The cat Fireheart described was not her- that cat was too much. Brilliant, he had called her, and that was the least of it.

Sandstorm wolfs down the last few bites of her bird and walks towards the warriors' den. It is only after several minutes and many rough licks to her pelt that it will lie down flat again. The things that cat said- Fireheart, she realizes, is paying more attention than Sandstorm had ever thought. Maybe more than she's comfortable with.

No one should spend so much time puzzling her, let alone Fireheart, whom she has only just started to think of as a friend. No one should pick out the edges where things don't quite fit and mining through until the true ore of the her is out, iron jutting into the wind. And that's the other problem of it- she is, in the end, too much of iron to be the golden warrior of Fireheart's words. She is too hard, too rusted. She is not so foolish as to think of herself as kind.

Maybe one day.

Fireheart is good- she realizes. In a way that she isn't. He is too smart to really see her as gold- but he is smart, and good enough to speak to the side of Sandstorm that wants.

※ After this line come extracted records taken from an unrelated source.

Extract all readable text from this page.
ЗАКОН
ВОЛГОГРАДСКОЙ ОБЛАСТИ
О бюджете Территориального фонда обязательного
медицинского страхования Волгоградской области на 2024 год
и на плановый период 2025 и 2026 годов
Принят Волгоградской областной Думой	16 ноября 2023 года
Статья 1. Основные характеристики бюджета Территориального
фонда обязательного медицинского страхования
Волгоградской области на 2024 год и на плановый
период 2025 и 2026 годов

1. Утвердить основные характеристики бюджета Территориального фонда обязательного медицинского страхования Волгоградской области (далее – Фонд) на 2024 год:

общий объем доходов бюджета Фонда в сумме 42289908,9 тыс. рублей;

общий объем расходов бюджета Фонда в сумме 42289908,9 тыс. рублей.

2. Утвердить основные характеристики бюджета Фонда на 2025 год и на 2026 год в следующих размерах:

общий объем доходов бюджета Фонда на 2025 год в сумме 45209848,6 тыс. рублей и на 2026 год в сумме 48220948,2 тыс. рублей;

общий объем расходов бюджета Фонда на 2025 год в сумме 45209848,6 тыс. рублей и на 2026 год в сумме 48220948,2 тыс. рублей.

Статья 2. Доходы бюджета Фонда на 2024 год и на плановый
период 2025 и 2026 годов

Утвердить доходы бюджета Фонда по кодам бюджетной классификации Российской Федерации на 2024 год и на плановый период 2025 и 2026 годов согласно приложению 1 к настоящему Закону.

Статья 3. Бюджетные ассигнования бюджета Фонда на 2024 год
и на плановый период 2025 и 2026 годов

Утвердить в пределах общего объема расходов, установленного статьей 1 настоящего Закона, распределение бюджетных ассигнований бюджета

When she closes her eyes, she hears his voice. A light in the dark.

Someone has seen her and told her that she is good- someone has seen her and told her that they believe she can be better. And it is Fireheart, of all cats. The apprentice in her yowls at the idea but a firmer, fuller voice tamps down her caterwauling heart. A light in the dark, she thinks. That's what I will be.

And when she is, Fireheart will see it.